Tuesday 31 May 2011

The Colour of Clay


The grass may need cutting at Wimbledon, but there’s only one grand slam where the court is alive, and that is Roland Garros. Only on clay are you playing on someone’s face.

Clay can lay claim to being the most aesthetically pleasing surface, and when the sun is shining, I cannot think of a better looking face than that of the Monte-Carlo Country Club, where the glistening Mediterranean caresses the Monegasque coast. But behind the Angelina Jolie looks is a dangerous, volatile personality.

To spend a day staring at a clay court is to watch her many moods. In bright sunshine, she is golden, tawny brown, a sea of tranquility to contrast with the fierce battle taking place on her surface.

But she changes when the sun goes down. She doesn’t just slow down serves, she drains energy from her pallet. A match with life and speed and relentless vigour slows down sometimes slightly, sometimes dramatically, as if under the spell of the surface. A day at the beach is transformed into a week in the trenches.

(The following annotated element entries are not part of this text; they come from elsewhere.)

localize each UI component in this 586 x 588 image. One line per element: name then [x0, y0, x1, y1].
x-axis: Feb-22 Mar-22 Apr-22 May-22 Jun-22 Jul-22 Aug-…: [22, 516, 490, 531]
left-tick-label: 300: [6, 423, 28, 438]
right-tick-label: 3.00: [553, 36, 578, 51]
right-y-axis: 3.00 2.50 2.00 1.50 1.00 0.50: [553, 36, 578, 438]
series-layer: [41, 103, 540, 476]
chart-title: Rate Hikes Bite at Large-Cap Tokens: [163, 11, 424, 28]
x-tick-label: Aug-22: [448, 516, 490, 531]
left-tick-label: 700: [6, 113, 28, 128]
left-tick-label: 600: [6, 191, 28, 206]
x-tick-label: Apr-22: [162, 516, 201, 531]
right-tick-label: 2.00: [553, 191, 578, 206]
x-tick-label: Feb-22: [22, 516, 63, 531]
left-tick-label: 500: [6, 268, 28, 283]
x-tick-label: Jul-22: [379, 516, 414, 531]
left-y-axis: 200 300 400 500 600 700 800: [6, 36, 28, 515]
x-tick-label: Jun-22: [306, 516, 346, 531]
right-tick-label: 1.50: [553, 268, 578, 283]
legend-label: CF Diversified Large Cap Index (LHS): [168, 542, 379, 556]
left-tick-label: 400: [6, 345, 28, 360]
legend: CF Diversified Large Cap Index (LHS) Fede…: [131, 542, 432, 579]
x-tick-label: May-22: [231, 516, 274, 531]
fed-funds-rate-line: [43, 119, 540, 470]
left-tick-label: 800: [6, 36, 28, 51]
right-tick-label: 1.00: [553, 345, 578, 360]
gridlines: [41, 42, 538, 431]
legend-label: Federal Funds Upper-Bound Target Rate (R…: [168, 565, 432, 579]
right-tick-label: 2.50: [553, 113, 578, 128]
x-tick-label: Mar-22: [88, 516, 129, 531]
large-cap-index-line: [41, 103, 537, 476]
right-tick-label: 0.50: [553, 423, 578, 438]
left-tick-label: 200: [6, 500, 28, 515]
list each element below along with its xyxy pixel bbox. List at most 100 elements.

The rallies are extended, the grunting becomes more pronounced and the mood gets darker. Everything gets harder. As if life bleeds from the players and it’s that what turns the surface dark. It’s volcanic, sulphuric, powdered rust – a million miles from the bucket and spade post card. Where once there were shadows, now only muscles. In the sunshine, the players dance over the surface, but when it won’t come out to play, they are shackled ankle-deep in quick sand.

Clay is the surface made most malleable by the weather. In warm and dry conditions, it hardens and speeds up, but when cloudy and humid, it slows quite dramatically. Slow conditions paradoxically favour the bigger hitters, as they have the requisite power to overcome both their opponent and the clouds.

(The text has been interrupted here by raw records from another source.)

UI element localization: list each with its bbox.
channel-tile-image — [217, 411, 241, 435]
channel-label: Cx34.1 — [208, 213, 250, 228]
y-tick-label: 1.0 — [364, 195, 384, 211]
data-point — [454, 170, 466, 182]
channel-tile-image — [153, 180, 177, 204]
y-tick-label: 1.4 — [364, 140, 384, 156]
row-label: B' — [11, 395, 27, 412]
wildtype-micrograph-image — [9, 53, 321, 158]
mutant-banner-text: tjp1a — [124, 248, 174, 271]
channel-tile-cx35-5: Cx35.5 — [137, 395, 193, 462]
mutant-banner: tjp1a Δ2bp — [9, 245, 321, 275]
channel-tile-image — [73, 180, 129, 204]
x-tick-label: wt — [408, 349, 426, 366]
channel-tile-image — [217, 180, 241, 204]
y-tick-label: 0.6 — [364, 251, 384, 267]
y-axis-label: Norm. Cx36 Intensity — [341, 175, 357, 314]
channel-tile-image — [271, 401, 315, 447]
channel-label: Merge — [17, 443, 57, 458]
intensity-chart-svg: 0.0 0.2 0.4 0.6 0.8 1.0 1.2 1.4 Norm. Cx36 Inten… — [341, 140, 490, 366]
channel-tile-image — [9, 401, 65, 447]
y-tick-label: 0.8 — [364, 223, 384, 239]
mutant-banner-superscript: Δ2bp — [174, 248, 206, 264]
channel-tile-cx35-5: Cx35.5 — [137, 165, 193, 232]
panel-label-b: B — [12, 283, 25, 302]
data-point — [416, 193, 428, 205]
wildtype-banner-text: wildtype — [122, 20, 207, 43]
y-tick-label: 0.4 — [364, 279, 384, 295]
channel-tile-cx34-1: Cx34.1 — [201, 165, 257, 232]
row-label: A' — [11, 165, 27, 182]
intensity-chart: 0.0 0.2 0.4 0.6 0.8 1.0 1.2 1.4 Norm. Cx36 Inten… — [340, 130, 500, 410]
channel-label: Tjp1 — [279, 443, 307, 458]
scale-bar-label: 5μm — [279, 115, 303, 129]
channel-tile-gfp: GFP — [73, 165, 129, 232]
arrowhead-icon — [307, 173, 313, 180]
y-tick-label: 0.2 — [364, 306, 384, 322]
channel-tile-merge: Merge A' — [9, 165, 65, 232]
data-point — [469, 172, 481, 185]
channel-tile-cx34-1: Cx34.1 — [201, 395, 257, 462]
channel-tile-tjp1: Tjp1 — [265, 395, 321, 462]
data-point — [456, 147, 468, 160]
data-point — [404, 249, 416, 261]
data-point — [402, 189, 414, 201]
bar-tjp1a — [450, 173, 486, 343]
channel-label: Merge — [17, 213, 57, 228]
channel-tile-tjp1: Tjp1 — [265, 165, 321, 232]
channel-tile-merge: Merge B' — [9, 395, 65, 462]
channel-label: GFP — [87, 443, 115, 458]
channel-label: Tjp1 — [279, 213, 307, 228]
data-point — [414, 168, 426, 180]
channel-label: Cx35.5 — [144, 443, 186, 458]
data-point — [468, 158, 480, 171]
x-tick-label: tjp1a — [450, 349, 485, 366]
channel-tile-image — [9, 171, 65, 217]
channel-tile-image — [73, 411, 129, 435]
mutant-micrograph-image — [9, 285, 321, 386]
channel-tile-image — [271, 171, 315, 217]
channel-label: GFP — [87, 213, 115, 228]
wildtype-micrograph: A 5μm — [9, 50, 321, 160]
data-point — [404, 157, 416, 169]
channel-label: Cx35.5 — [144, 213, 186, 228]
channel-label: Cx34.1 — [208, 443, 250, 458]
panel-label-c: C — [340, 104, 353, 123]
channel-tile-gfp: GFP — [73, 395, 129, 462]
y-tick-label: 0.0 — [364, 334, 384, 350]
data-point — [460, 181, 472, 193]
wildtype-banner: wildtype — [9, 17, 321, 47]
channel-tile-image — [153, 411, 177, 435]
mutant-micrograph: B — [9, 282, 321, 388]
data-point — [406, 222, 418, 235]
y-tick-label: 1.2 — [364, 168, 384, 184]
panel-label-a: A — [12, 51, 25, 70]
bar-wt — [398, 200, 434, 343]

When the court is swept, the lines cleared and the sun blocked, the court is baptised, and the trailing player is given a second chance.

There’s something satisfying about the idea of blaming the weather and having physics on your side. The idea that when the sun goes out, it doesn’t just make you feel lethargic, it slows things down at the particle level. Shifting blame is the world’s favourite game. But tennis at Roland Garros must be a close second.